Reimagining the joint task force core competency framework for rural and frontier clinical research professionals conducting hybrid and decentralized trials
Introduction: Clinical research professionals (i.e., clinical research assistants, clinical research nurses, clinical research coordinators, etc.), as outlined by the Joint Task Force (JTF) Core Competency Framework, are highly trained to support the breadth of clinical trial operations and manage participant care. Clinical research professionals are uniquely equipped with a scope of practice that permits product administration, participant assessments, and data management.

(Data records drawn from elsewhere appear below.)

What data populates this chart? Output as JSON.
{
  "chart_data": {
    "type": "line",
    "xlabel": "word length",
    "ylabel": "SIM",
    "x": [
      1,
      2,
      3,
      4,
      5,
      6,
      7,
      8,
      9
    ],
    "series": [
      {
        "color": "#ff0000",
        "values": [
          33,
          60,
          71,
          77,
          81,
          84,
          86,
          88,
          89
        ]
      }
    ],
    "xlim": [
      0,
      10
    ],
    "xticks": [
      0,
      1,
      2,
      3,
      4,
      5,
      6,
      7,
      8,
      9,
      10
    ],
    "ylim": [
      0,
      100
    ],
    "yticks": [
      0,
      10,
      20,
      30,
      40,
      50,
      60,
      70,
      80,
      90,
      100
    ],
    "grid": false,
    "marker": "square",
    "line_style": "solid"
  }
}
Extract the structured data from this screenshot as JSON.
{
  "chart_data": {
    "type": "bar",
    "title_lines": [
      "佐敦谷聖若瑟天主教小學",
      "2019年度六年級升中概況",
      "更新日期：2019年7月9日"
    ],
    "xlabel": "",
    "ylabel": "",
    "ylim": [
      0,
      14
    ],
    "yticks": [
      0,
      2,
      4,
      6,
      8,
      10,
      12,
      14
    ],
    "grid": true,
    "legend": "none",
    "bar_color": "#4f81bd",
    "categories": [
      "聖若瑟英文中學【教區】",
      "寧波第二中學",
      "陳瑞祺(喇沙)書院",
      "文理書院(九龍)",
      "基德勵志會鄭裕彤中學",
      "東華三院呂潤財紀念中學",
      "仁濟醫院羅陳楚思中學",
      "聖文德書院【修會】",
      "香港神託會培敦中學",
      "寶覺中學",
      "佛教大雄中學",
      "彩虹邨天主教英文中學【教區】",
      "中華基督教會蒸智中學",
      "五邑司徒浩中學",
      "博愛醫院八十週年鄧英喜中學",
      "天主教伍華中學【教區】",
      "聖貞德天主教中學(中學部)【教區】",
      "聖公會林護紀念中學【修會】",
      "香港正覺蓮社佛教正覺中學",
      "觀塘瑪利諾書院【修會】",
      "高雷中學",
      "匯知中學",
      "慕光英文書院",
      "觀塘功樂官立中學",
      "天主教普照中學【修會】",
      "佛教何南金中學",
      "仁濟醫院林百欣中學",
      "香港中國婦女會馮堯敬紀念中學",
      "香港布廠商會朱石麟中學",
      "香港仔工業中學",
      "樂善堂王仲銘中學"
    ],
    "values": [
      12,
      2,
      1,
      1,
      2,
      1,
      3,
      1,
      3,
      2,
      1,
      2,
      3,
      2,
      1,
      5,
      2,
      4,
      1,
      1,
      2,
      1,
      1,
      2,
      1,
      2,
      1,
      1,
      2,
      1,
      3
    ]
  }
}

As clinical trials grow in complexity and their management expands beyond traditional, site-based operations models to decentralized and/or hybrid models, the need becomes great to ensure adequate staffing. However, rural hospitals frequently lack the research staff or patient recruiters that would allow them to support decentralized clinical trials across a sizeable rural geographic demographic. Methods: This paper examines the contributory factors of the clinical research professional workforce contraction and response efforts at professional and organizational levels within a large, Magnet-designated healthcare system in the rural northwestern United States. Perspectives are shared on adapting the Core Competency Framework to reflect the unique strengths and opportunities towards decentralized trials in rural regions of the United States and areas of priority for workforce cultivation and retention. A descriptive survey was used to gather initial data identifying the current research perspectives of healthcare workers working across a rural community. Participants were asked to complete questions about the JTF Competency domains and behavior-based questions. Analysis: Both competency and behavior-based questions were asked and related to roles. These were then cross-referenced using a Rasmussen Ladder system. Descriptive statistics were conducted for sample characteristics, self-reported competency domain questions, and behavior questions. Results and discussion: Survey findings suggest that although healthcare workers and clinical research teams interact, they are unlikely to ask their patients to participate in research. Based on the limited response rate, results suggest that better education throughout the rural community could benefit from decentralized research efforts. Increased use of technology was also highlighted as an area of interest.